There is also the question of how to count the land itself, which was not fixed in 1776. Because the reconstruction takes its population from the Census, a region enters the count only when it became part of the censused United States. People living in a territory before it joined, the Mexican residents of the Southwest before 1848, for instance, are largely absent, and the population already present at annexation is absorbed into the Census base rather than counted as a separate arrival. The largest gap of this kind is the Native American population: those living in tribal society were excluded from the Census until 1900 and so are mostly missing from the reconstruction for the nineteenth century. These omissions all push in the same direction, toward a true figure modestly higher than the one reconstructed here.
The share alive today
About 342 million people live in the United States today, out of roughly 644 million who ever have. That places the share alive right now at about 53 percent, a little over half.

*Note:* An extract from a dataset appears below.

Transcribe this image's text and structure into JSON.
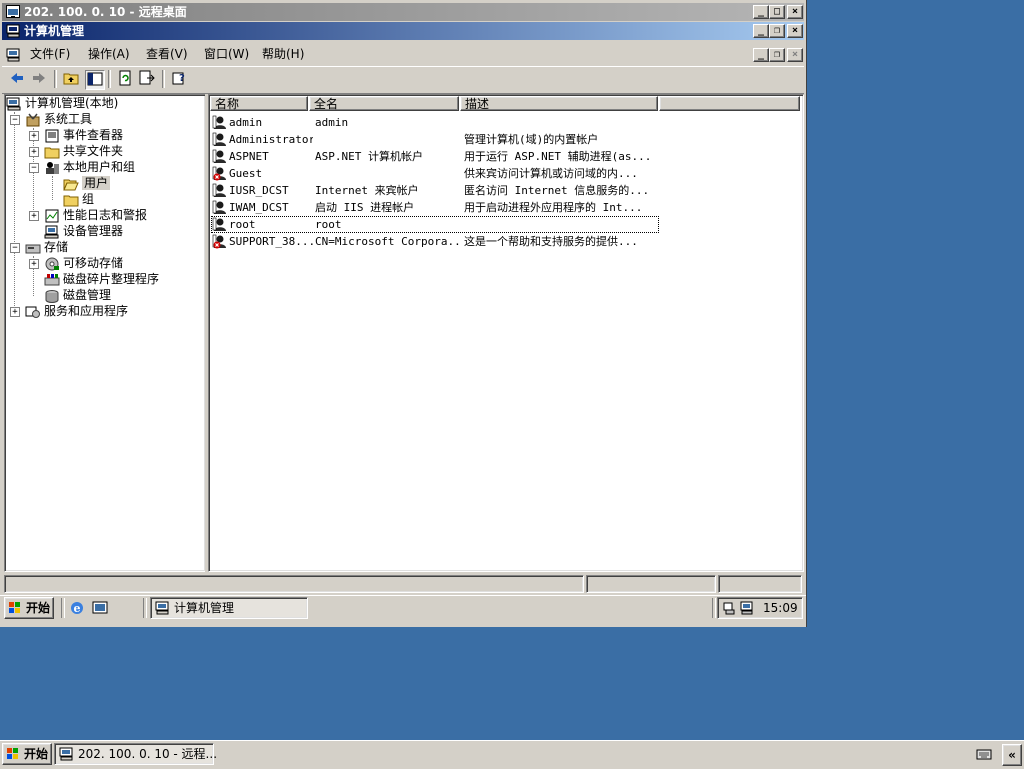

The result seems surprising until one considers how the population grew. It did not increase steadily but expanded enormously, mostly within the last century, which means a large share of all the Americans who have ever lived were born within living memory. Longer lifespans reinforce this: people born even 70 years ago are largely still alive.
Children who did not survive
A final figure is worth noting here. Of all the children ever born in the United States, roughly one in eleven, some 49 million, died before reaching the age of five.
It is calculated in the same way as the rest. Using the births already reconstructed for each period, I multiply by the share of children who did not survive to age five in that period, and sum the results. The survival shares come from the long-run under-five mortality series assembled by Our World in Data, after Gapminder, supplemented by US vital statistics once national figures begin in 1915. Like the birth rates, they are documented only at intervals, so each period figure in the table is an average across the decades it spans rather than a single published number.
TABLE 2. Estimated Deaths Before Age Five
Around 1800, a third of all children did not reach the age of five. Over the twentieth century the rate fell below one percent, the result of vaccines, antibiotics, clean water, and pasteurized milk. Had all 548 million children ever born in the United States faced the survival odds of today, only about three million would have died before the age of five, rather than the roughly 49 million who did.
Sources. The starting estimate is from jlredford, “How Many Americans Have There Been?” (A Niche in the Library of Babel, 2010). Population totals by race are from the US Census Bureau’s historical series. Nineteenth-century birth rates, given separately for the white and Black populations, are from Michael R. Haines, “Fertility and Mortality in the United States” (EH.Net Encyclopedia, 2008), drawing on his work with the Census and Coale and Zelnik; pre-1850 Black birth rates, which Haines does not tabulate, are approximated from the high fertility of the mid-century enslaved population. Twentieth- and twenty-first-century births are from US National Vital Statistics and Census Bureau data; figures before 1933 are official estimates adjusted for incomplete registration. Immigration totals are from the Department of Homeland Security’s series of lawful permanent residents admitted since 1820, which captures legal immigration only, with recent net migration from Census Bureau estimates, which counts flows regardless of legal status. Child mortality rates are drawn from Our World in Data’s long-run under-five mortality series (after Gapminder) and US vital statistics from 1915; the per-period shares are interpolations between documented anchor points. The recent figures are largely recorded, while the nineteenth-century and earlier figures are reconstructions, and all are best read as estimates.